The other site worth a visit as an example of everything that is best and most pointless on the net is maintained by a group who call themselves "the people with no lives." It is the Urban Legends Archive, containing discussions of things that don't matter at all, such as whether anyone ever really placed a baby or even a cat in a microwave oven. It is an outgrowth of one of the few Usenet discussion groups to have remained both useless and interesting for six or seven years now, alt.folklore.urban (www.urbanlegends.com) and it hardly has any pictures at all. Though there are some glyphs suspiciously reminiscent of singed cats.

Yet sometimes, early in the morning, after America has gone to sleep and before Britain has woken up, the internet runs fast enough to make Bob Dylan audible. His official web site at www.bobdylan.com is a model of its kind. It contains a complete, searchable database of every song Dylan has ever written, all the lyrics and the recordings on which each was published. Once you have found a song, you can listen to 45 seconds of it played through your speakers. Best of all, there is a growing library of complete live recordings-official bootlegs, so to speak-which can be listened to in their entirety. This is where ISDN really comes into its own. Since it is something between half and four times as fast as a conventional modem, the music has to be less compressed on its journey down the wires and emerges from the speakers in much better shape. It's not exactly CD quality, but it does sound about as good as the records did when they first came out and were played on the sort of equipment that schoolboys could then afford. (This is not going to become a mass market thrill.)

The Dylan site works because it is not trying to compete with television. Very slowly and very expensively the big companies are learning that the web is never going to be a medium of entertainment. "Content," meaning the stuff between the advertisements, must be either useful or very fashionable indeed if it is to turn a profit. America Online celebrated its purchase of CompuServe by sacking one third of the staff, mostly those involved in "content" creation. Microsoft has just sacked most of its "content" providers which were meant to turn their network (MSN) into a permanent television show. The desktop channels which were such an unpleasant feature of Internet Explorer 4 are to be de-emphasised to Siberia. The omens even look bad for Slate, Microsoft's delightfully literate webzine, which is to start charging for access this month. Even at $20 a year, a ridiculously low price compared to its print equivalents, only about 10,000 people have signed up.
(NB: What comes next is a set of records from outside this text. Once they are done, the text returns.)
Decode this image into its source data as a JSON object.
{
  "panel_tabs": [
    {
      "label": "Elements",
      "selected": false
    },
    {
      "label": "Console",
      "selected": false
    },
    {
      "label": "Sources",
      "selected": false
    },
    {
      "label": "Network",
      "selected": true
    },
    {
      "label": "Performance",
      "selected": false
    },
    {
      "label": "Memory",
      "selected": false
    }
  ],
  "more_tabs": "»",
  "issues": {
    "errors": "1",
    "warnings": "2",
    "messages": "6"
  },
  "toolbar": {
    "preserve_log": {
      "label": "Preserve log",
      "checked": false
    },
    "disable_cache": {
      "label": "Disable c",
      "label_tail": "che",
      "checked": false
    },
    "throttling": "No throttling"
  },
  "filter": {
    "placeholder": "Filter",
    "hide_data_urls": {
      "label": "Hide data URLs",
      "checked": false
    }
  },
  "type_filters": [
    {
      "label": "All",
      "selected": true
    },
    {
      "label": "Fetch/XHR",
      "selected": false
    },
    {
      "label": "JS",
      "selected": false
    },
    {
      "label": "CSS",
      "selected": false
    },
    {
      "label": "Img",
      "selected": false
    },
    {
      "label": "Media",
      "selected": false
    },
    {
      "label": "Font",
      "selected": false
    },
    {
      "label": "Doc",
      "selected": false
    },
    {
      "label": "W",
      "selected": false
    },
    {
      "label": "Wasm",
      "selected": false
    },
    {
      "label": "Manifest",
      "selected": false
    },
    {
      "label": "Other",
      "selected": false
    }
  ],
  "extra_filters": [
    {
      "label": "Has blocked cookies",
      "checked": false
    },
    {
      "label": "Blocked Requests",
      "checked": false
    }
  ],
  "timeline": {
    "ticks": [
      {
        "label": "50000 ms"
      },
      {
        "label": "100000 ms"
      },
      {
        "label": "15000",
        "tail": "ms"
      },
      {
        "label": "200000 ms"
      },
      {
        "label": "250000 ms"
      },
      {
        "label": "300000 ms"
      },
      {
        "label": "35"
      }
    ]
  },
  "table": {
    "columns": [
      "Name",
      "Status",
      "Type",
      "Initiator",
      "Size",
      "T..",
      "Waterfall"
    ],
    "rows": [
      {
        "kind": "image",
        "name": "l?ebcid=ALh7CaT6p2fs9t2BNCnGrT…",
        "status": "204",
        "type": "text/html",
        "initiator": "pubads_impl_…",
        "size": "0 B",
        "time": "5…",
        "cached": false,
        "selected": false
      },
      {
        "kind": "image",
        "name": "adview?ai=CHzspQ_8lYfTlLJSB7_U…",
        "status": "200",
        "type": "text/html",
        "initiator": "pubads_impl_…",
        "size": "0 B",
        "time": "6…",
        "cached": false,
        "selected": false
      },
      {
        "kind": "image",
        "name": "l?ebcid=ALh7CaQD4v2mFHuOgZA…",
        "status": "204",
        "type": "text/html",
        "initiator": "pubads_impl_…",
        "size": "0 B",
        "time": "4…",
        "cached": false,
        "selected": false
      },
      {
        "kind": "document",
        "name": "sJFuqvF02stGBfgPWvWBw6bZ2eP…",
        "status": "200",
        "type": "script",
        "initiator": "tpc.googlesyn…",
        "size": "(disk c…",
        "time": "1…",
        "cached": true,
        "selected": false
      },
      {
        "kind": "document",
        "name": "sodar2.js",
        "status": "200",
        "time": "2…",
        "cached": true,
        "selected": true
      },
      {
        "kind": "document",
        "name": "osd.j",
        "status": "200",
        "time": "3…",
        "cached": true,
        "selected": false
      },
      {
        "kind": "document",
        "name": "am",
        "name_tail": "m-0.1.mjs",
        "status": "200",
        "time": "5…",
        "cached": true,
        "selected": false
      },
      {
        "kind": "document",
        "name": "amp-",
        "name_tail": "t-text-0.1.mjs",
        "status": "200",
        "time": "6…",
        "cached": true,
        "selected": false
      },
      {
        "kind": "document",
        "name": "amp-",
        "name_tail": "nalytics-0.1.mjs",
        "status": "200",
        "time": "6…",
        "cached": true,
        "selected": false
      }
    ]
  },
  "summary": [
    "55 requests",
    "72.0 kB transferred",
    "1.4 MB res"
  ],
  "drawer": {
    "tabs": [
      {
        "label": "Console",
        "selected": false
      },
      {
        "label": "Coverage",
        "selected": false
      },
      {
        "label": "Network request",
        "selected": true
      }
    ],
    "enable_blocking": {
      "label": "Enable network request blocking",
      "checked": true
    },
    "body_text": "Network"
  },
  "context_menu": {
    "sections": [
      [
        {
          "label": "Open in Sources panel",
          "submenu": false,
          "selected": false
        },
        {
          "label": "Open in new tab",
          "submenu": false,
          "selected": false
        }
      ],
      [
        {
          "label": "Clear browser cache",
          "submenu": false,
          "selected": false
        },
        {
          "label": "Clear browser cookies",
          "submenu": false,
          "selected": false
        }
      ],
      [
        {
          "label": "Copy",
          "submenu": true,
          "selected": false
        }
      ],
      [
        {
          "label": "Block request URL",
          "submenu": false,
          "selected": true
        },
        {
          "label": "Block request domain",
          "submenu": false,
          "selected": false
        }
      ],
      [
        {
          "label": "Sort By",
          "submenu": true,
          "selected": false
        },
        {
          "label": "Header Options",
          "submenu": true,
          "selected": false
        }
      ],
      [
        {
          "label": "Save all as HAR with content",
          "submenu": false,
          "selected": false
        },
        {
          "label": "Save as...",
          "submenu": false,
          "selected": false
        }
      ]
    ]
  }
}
The frenetically jokey and upbeat letter from its editor Michael Kinsley, offering free umbrellas to any early subscribers, is one of the most depressing things I have read in a long time.

But as the list of entertaining things on the web gets shorter and shorter, the list of useful ones, sometimes in the most surprising places, gets longer. Not many learned journals are online yet, but lots of academics are putting their papers up anyway. Even John Lucas, Oxford's most old-fashioned philosopher who must be nearly 70 now, has a web site where you can find his classic argument from G?del against the possibility of machine intelligence (users.ox.ac.uk/~jrlucas). I find that about half the references I need to chase for the pop history of sociobiology I am writing can be found online as well as in libraries. Perhaps we have come full circle. Before people dreamt of "cyberspace" as a kind of film you could wander around in, there was an earlier vision in which the net was the greatest library in the world. Even if all its other uses fell away, that would be real progress. Until that happens, I'll sit here and wait for the phone to ring. Crash.